Further, supporters of the voucher scheme claim it is targeted to only those neediest families, to allow them more educational options, but that is not exactly true. Without getting into an argument over where to draw the line for which families are considered needy, the voucher program only has means testing in the first year. It does not look at family income level at all in any year after that, yet a student could be in the voucher program for 13 years. While a family may be under 350% when a student starts the voucher program, they could easily be over it any year, or every year, after that. Unlike every other means tested program, these folks will keep getting public funds designed for public schools.

Worse yet is how every study of every voucher program enacted in different states and cities across the country shows that vouchers do not improve student learning. Independent studies have found that children in voucher programs perform far worse than their peers. In fact, education researchers who study vouchers say their negative effects are larger than the negative effects of natural crises like Hurricane Katrina and the learning disruptions of the COVID-19 pandemic.

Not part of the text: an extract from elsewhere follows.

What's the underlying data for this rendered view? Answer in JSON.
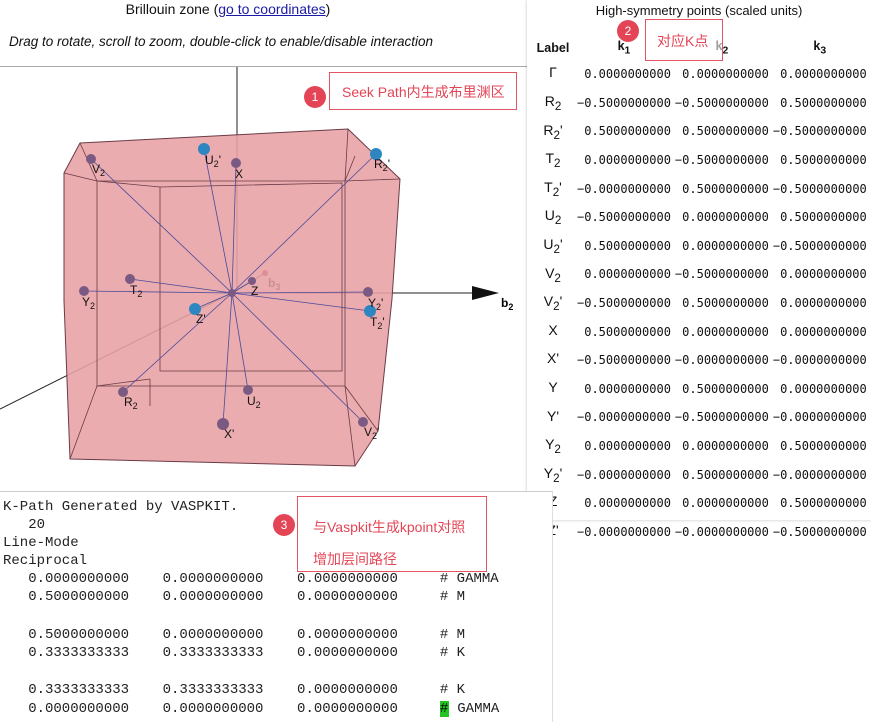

For decades New Hampshire has underfunded our local neighborhood public schools. Property taxes continue to rise and now the courts have said it is time for the State of New Hampshire to finally pay a larger share so that all students in every district have the opportunity for a robust public education.  SB 525 is a step in the right direction of reeling in a voucher program whose costs are completely out of control so that public money can go to public schools and make sure all Granite State students are getting a high-quality education.

We urge you to find SB 525 Ought to Pass.